Cosa state ascoltando ultimamente? C’è qualche nuova uscita o riscoperta del passato che vi ha particolarmente colpiti?

Ultimamente ci sono state uscite veramente scoppiettanti in Italia e non. Come prima dobbiamo citare “Sometimes I Might Be Introvert” di Little Simz che ha portato una ventata di freschezza nelle nostre cuffiette. Più recentemente è uscito l’ultimo disco in studio dei BBNG di cui siamo grandi fans, che riteniamo abbiano bisogno di un ascolto più approfondito per quelli di noi molto legati al loro primo sound che stanno man mano digerendo il loro cambio di rotta. In Italia sicuramente una delle ultime uscite più interessanti su larga scala è l’ultimo di Salmo. Anche grazie alle super collaborazioni e al suo flow davvero niente male ha cucinato l’ennesima bomba.

Uno dei brani dell’anno anche secondo la redazione di EP

Sul vostro canale YouTube e su quello della vostra etichetta si trovano i video di alcuni brani e anche alcune registrazioni live. Tutto il materiale mostra una cura particolare dal punto di vista del montaggio video e del mix audio (nel caso dei live). Ad esempio la session “20097” è uno spettacolo, suona benissimo e il video ha un montaggio perfetto. A nostro avviso questo è un eccellente esempio di contenuto di qualità che gli artisti possono offrire ai fan via internet, non i video col cellulare registrati nel bagno. Com’è in generale il vostro rapporto con internet e con i social? 

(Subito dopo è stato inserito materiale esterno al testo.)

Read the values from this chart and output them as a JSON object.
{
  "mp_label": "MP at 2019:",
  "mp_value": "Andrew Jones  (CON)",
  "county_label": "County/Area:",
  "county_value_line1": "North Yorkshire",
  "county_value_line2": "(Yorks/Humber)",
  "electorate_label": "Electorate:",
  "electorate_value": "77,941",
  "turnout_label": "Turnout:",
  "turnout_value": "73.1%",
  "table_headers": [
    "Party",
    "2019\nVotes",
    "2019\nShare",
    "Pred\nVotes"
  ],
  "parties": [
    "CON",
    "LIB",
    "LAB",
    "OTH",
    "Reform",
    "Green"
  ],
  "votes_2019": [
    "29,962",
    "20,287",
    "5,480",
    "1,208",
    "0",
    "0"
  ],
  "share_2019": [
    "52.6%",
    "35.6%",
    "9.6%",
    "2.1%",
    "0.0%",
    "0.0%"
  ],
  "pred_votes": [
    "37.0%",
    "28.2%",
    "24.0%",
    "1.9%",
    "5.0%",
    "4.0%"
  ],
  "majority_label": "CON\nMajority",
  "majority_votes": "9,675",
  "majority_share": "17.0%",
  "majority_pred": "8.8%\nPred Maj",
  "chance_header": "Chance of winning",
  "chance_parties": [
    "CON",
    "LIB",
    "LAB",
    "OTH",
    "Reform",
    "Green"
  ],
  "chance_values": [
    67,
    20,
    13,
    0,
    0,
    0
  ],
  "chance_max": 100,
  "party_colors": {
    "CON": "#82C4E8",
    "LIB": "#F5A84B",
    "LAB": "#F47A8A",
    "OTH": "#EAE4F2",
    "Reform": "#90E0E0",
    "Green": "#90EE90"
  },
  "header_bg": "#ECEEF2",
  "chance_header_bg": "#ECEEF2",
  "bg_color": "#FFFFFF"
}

Grazie mille, siamo contenti che pensiate che siano contenuti di qualità perché abbiamo lavorato ad essi molto da vicino. La session “20097” è stata registrata insieme a Simone Tornaquindici e poi mixata da noi, mentre la parte video è stata prodotta dalla nostra amica Alice Bulloni che è veramente forte “behind the camera”. 
Il nostro rapporto con internet è assolutamente buono, pur non essendo dei malati di social siamo perfettamente consci del fatto che sono uno degli strumenti chiave per la comunicazione con i nostri ascoltatori e ci fa sempre molto piacere poter parlare con chi ci scrive oppure produrre e pubblicare contenuti ad-hoc per chi ama il nostro sound!

Sono notevoli anche le t-shirt realizzate con Familia Povera. Come è nata la collaborazione? Continuerà in futuro?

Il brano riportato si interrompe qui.